Government to create platform for £20bn of institutional investment in infrastructure schemes
A new vehicle designed to channel £20bn of institutional investment into infrastructure projects will be set up within four months, the head of the government’s infrastructure unit has pledged.
The pledge by Geoffrey Spence, chief executive of Infrastructure UK, came after the government signed three memorandums of understanding (MOUs) with insurance and pension fund representatives promising to put in the money.
The move to entice institutional investors into the market was a major plank of chancellor George Osborne’s £30bn boost to construction contained in this week’s autumn statement.
The statement included:
- £10bn of additional government funding for construction by 2020, including the cash in last week’s housing announcements and £1.2bn to fund new schools
- Publication of an updated National Infrastructure Plan, and a detailed pipeline of 500 government construction projects complete with spending profiles
- Identification of 40 major infrastructure schemes, and go ahead for a raft of road and rail schemes worth £2.7bn
- Admission by the government it may need to take on additional risk on certain projects in order to finance them.
Treasury commercial secretary Lord Sassoon said work to set up a “platform” for investment followed a request from financial institutions keen to put more money into infrastructure.

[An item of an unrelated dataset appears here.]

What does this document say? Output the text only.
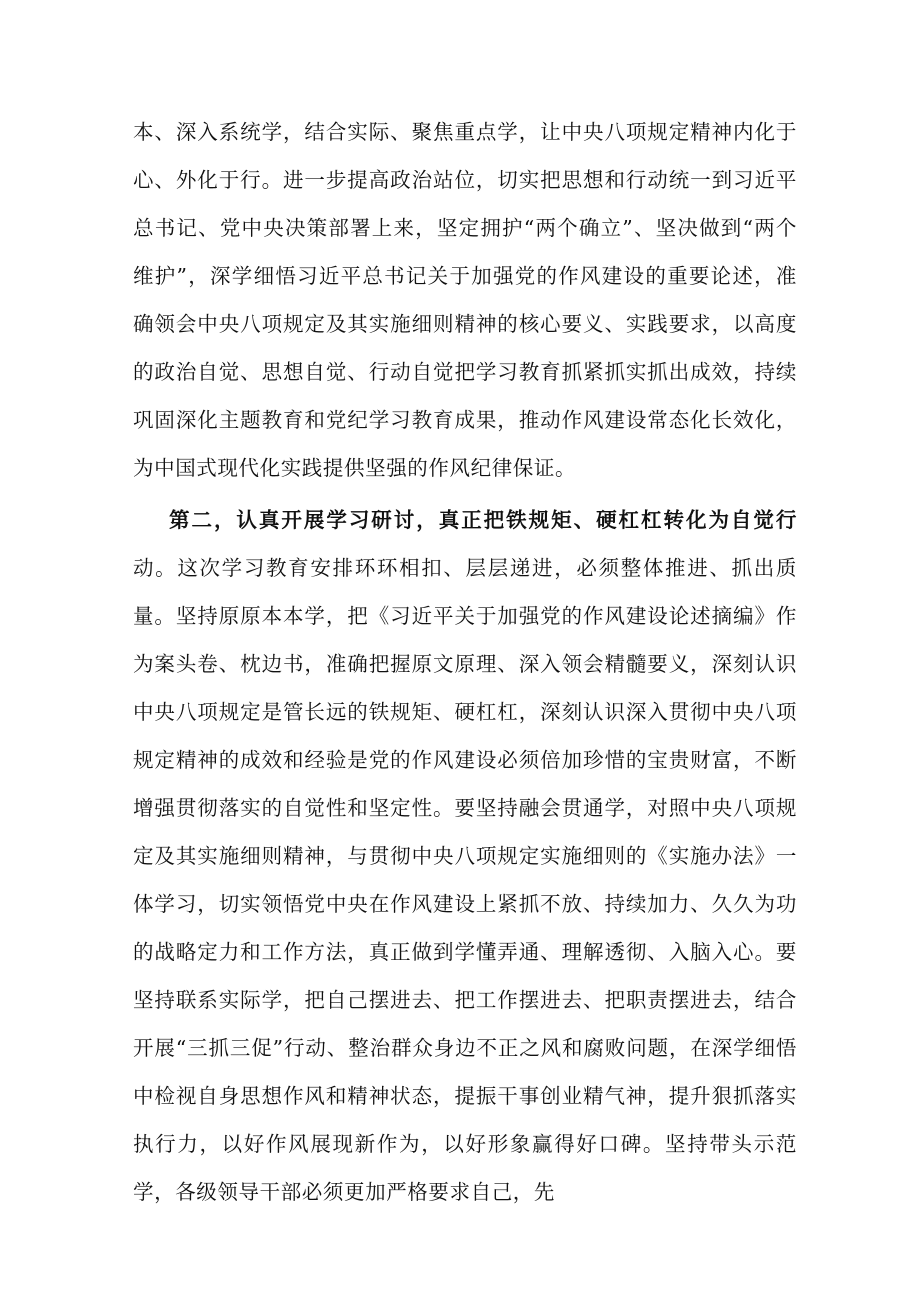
本、深入系统学，结合实际、聚焦重点学，让中央八项规定精神内化于心、外化于行。进一步提高政治站位，切实把思想和行动统一到习近平总书记、党中央决策部署上来，坚定拥护“两个确立”、坚决做到“两个维护”，深学细悟习近平总书记关于加强党的作风建设的重要论述，准确领会中央八项规定及其实施细则精神的核心要义、实践要求，以高度的政治自觉、思想自觉、行动自觉把学习教育抓紧抓实抓出成效，持续巩固深化主题教育和党纪学习教育成果，推动作风建设常态化长效化，为中国式现代化实践提供坚强的作风纪律保证。

第二，认真开展学习研讨，真正把铁规矩、硬杠杠转化为自觉行动。这次学习教育安排环环相扣、层层递进，必须整体推进、抓出质量。坚持原原本本学，把《习近平关于加强党的作风建设论述摘编》作为案头卷、枕边书，准确把握原文原理、深入领会精髓要义，深刻认识中央八项规定是管长远的铁规矩、硬杠杠，深刻认识深入贯彻中央八项规定精神的成效和经验是党的作风建设必须倍加珍惜的宝贵财富，不断增强贯彻落实的自觉性和坚定性。要坚持融会贯通学，对照中央八项规定及其实施细则精神，与贯彻中央八项规定实施细则的《实施办法》一体学习，切实领悟党中央在作风建设上紧抓不放、持续加力、久久为功的战略定力和工作方法，真正做到学懂弄通、理解透彻、入脑入心。要坚持联系实际学，把自己摆进去、把工作摆进去、把职责摆进去，结合开展“三抓三促”行动、整治群众身边不正之风和腐败问题，在深学细悟中检视自身思想作风和精神状态，提振干事创业精气神，提升狠抓落实执行力，以好作风展现新作为，以好形象赢得好口碑。坚持带头示范学，各级领导干部必须更加严格要求自己，先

Spence said: “We hope that we can conclude discussions within the next three to four months.”
pence said the key issue was identifying experienced staff “who know how to do this business”. He said there was no target to invest a certain amount of money by a certain time, and he did not know when the first institutional investment through the new vehicle would be made.

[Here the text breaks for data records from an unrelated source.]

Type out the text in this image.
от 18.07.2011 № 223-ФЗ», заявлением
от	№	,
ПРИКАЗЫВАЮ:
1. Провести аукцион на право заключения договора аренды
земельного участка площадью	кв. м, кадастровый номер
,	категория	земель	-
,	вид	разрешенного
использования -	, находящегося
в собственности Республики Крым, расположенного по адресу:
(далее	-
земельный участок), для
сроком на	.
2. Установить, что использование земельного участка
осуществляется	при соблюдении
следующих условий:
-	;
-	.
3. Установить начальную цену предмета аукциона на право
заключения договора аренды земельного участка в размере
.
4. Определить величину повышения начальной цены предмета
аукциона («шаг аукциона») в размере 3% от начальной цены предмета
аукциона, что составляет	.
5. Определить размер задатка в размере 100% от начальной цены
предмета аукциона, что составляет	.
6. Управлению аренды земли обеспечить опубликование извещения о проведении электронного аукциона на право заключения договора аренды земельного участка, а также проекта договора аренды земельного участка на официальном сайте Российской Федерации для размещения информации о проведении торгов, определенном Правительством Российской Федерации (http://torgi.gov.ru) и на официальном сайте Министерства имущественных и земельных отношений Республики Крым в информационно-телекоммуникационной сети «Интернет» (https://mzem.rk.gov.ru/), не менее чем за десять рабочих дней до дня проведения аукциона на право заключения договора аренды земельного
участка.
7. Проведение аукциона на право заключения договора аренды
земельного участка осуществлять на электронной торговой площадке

However, Richard Threlfall, head of infrastructure at KPMG, said the announcement of MOUs was “not at all convincing”. He said: “There’s clearly an ambition there, but it looks like it is just an agreement to talk to each other.”
There was also concern at the lack of progress on encouraging institutional investors in rented housing, with calls for the government to underwrite rental incomes to encourage construction. Ben de Waal, head of residential at Davis Langdon, said: “Insisting on subsidising the right to buy model is not the way to proceed. We need money in to affordable homes for rent.”
The industry expressed disappointment that most of the extra funding will not be forthcoming until after 2013. Lord Sassoon said: “This [construction] could not have been given more prominence realistically. I don’t apologise [for it].”